Special collections libraries are a strange and wonderful world, full of odd collections and even odder researchers. We chose a handful of our favorites.
This private society for bibliophiles on Manhattan’s Upper East Side features an entire library of books about books. Featuring topics ranging from printing techniques to histories of the book to examples of especially fine bindings, this library is a bibliophile’s playground.
This special collections library at Bowling Green State University in Ohio is something of a legend among librarians. Their collections include over 10,000 comic books and graphic novels, an array of materials related to the Miss America pageant, a Pokemon collection, Star Trek memorabilia, and a collection of vintage paperbacks.
This culinary history collection at NYU’s Fales Library includes many gems, including the 3500-volume library of cookbooks from Gourmet magazine.
Indiana University’s amazing special collections facility in Bloomington has 16,000 miniature books, along with a huge collection of puzzles and many other oddities. Their exhibits are also top notch; it’s worth a visit if you’re passing through Indiana.
Established in 1932, the Folger is an impressive research institution in Washington, D.C. that collects materials related to Shakespeare and the early modern period.
Barnard College is a liberal arts college for women, so it’s no surprise that their zine collection focuses on zines written by women. They also make a special effort to collect zines by women of color.
An archive about punk music is pretty specific—but what about an entire archive about the punk scene in Washington, D.C.? It’s in the works under the auspices of the D.C. Public Library.

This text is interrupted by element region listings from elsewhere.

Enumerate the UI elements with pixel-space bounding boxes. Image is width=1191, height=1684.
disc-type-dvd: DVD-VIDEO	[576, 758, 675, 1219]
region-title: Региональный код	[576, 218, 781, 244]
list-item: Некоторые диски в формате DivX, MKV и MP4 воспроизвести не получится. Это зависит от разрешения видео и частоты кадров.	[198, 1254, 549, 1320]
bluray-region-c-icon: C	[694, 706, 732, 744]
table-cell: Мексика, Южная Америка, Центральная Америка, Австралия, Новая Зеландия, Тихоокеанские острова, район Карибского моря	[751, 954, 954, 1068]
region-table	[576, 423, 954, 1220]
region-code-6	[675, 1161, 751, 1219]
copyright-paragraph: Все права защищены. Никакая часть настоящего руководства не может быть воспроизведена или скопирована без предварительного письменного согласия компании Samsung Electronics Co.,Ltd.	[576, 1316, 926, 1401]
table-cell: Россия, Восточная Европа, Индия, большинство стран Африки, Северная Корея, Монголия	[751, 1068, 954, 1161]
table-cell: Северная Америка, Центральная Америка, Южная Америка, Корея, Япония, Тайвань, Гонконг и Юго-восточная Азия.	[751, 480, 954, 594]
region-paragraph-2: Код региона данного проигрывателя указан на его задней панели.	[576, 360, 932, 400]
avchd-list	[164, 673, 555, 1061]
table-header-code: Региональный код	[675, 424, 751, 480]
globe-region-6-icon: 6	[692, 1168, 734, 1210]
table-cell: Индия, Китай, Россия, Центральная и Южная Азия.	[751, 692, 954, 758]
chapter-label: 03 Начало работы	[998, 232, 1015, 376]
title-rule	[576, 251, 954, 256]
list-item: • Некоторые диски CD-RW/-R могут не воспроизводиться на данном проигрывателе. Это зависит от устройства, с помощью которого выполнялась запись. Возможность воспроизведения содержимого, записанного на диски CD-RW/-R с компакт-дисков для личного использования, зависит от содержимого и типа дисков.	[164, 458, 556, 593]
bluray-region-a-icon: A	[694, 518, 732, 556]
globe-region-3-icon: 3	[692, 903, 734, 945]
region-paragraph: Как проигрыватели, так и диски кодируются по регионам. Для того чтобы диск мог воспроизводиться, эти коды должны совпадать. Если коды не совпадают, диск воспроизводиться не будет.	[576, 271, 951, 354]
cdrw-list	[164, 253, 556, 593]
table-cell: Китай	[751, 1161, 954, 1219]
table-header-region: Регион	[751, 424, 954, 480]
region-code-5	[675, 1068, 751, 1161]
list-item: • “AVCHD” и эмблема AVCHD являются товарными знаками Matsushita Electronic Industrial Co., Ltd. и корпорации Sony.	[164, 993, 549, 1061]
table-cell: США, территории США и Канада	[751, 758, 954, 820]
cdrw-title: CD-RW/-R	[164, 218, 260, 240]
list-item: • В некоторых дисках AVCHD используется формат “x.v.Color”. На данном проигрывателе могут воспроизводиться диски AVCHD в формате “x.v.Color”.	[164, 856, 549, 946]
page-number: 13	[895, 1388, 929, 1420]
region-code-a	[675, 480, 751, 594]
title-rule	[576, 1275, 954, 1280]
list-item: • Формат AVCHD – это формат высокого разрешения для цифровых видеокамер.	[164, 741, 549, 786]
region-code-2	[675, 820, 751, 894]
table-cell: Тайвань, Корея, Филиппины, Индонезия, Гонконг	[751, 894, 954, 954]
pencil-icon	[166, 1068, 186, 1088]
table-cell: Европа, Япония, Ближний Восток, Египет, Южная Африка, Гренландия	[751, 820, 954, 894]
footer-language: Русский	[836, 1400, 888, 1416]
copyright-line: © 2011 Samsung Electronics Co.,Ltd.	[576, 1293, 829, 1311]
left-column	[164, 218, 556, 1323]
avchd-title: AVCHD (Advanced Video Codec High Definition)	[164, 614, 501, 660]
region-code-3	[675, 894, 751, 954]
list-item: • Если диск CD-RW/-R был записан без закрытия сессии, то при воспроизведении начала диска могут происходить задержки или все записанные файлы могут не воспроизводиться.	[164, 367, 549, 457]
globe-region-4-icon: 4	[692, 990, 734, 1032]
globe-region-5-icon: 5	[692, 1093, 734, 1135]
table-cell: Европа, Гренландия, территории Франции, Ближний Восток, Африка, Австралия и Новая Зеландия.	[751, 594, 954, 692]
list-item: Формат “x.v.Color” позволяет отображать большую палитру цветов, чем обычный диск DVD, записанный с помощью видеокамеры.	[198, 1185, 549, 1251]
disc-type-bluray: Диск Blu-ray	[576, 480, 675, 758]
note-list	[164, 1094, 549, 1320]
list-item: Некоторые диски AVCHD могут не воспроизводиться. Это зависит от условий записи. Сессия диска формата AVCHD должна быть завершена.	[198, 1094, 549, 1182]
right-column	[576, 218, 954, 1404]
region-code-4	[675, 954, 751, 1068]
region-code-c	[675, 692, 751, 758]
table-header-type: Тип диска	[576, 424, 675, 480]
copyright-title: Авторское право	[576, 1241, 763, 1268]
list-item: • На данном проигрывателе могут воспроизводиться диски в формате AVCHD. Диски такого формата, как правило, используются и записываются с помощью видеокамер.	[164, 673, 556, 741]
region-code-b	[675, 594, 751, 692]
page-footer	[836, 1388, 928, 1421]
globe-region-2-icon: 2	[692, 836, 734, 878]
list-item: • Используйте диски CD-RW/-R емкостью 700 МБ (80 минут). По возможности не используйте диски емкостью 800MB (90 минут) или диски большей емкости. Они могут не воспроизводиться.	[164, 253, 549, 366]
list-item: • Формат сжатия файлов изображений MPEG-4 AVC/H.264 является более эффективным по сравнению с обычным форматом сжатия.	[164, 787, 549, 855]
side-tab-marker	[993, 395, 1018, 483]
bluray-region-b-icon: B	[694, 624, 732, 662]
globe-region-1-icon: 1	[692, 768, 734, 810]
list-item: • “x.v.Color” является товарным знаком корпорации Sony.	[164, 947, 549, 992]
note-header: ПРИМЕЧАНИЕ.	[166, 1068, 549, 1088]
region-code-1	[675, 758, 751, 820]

Swarthmore College, in the Philadelphia suburbs, hosts this collection dedicated to peace activism and related materials. They have a great collection of political buttons, among other things. Their collections complement the Quaker-related collections of the Friends Historical Library, which is also housed at Swarthmore.
Many special collections libraries are organized by region, like the Center for Southwest Research at the University of New Mexico. The Center collects materials on the Southwestern United States and Latin America, and it’s located in Albuquerque.
Based at the University of Texas at Austin, the Harry Ransom Center collections of cultural materials include a truly impressive array of manuscripts and works-in-progress by some of the world’s greatest writers and artists to help provide insight into the creative process.
Entire collections dealing with a religious group are not uncommon. This library in Center City Philadelphia documents the history of the Presbyterian Church (USA), one of the largest Protestant denominations in the United States.
Many large universities with music departments have dedicated music libraries, but Juilliard is arguably the best-known music and performing arts institution in the country. The library includes scores, sound recordings, and books on music, dance and drama.
The Human Sexuality Collection at Cornell University documents sexual history, especially lesbian and gay history and the history of pornography. The collection includes published and unpublished materials in the form of written works, photographs, video, and oral histories.
Many large corporations maintain their own archives to document and celebrate their company history. Materials from the Walt Disney Archives are frequently exhibited to the public in southern California and beyond.
It’s hard to pick just one of the Smithsonian’s libraries, but this one contains a plethora of cool science-related collections, from zoology to mineralogy to volcanology. The library collections support research on the natural history specimens maintained by the museum, but they’re also open to outside researchers.